The Mahanoy Area School District declined to comment on the case, its lawyer, Lisa Blatt, said.

But in her brief for the district, Blatt wrote, “This case is about how schools address the bad days.”

Schools should not be forced “to ignore speech that disrupts the school environment or invades other students’ rights just because students launched that speech from five feet outside the schoolhouse gate,” Blatt wrote.

The school’s approach would allow educators to police what students say round the clock, said Witold “Vic” Walczak of the American Civil Liberties Union, which is representing Levy.

“And that is super dangerous. Not only would students like Brandi not be able to express non-threatening, non-harassing bursts of frustration, but it would give schools the possibility of regulating important political and religious speech,” Walczak said.

An unusual alliance of conservative and liberal interest groups has formed behind Levy, all pointing to the dangers of expanding school regulation of students speech.

The Alliance Defending Freedom and Christian Legal Society urged the court to affirm the appellate ruling because of “the perils of schools regulating off-campus speech. Religious speech, in particular, provokes debate and inflames passions.”

Mary Beth and John Tinker, the siblings at the center of the 1969 case, also are on Levy’s side. Their protest, updated for the digital age, would have included a social media component, perhaps a black armband digitally imposed on their school’s logo, they wrote in a high-court brief.

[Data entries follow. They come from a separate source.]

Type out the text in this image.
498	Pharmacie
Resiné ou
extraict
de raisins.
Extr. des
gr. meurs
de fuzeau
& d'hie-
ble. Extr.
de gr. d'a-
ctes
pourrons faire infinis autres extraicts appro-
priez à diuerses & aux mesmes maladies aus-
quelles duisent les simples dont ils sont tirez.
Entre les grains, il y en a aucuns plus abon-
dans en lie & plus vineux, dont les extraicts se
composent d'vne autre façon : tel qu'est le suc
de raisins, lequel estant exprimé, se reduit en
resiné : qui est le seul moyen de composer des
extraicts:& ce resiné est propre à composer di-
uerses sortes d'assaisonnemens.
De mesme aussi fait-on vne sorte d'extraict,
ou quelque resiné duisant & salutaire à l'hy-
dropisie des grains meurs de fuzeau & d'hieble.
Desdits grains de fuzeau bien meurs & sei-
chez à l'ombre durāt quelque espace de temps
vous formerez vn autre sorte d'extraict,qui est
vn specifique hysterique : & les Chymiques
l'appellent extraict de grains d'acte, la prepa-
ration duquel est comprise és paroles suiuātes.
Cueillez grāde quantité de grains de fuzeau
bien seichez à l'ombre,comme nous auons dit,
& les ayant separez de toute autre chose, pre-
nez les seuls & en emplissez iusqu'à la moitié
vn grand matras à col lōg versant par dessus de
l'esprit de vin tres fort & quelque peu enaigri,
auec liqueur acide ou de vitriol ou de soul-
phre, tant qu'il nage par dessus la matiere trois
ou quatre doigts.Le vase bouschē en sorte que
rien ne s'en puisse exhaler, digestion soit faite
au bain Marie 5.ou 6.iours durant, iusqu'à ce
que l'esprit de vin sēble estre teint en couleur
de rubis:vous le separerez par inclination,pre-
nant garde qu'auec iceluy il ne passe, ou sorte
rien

The outcome proposed by the school district would have left them subject to discipline, the Tinkers wrote.

Walczak, the ACLU lawyer, acknowledged that the “speech here is not the most important in the world. This isn’t political or religious speech.”

But Levy’s outburst has made her a potential successor to the Tinkers and their antiwar protest from the 1960s.

“I’m just trying to prove a point that young students and adults like me shouldn’t be punished for them expressing their own feelings and letting others know how they feel,” Levy said.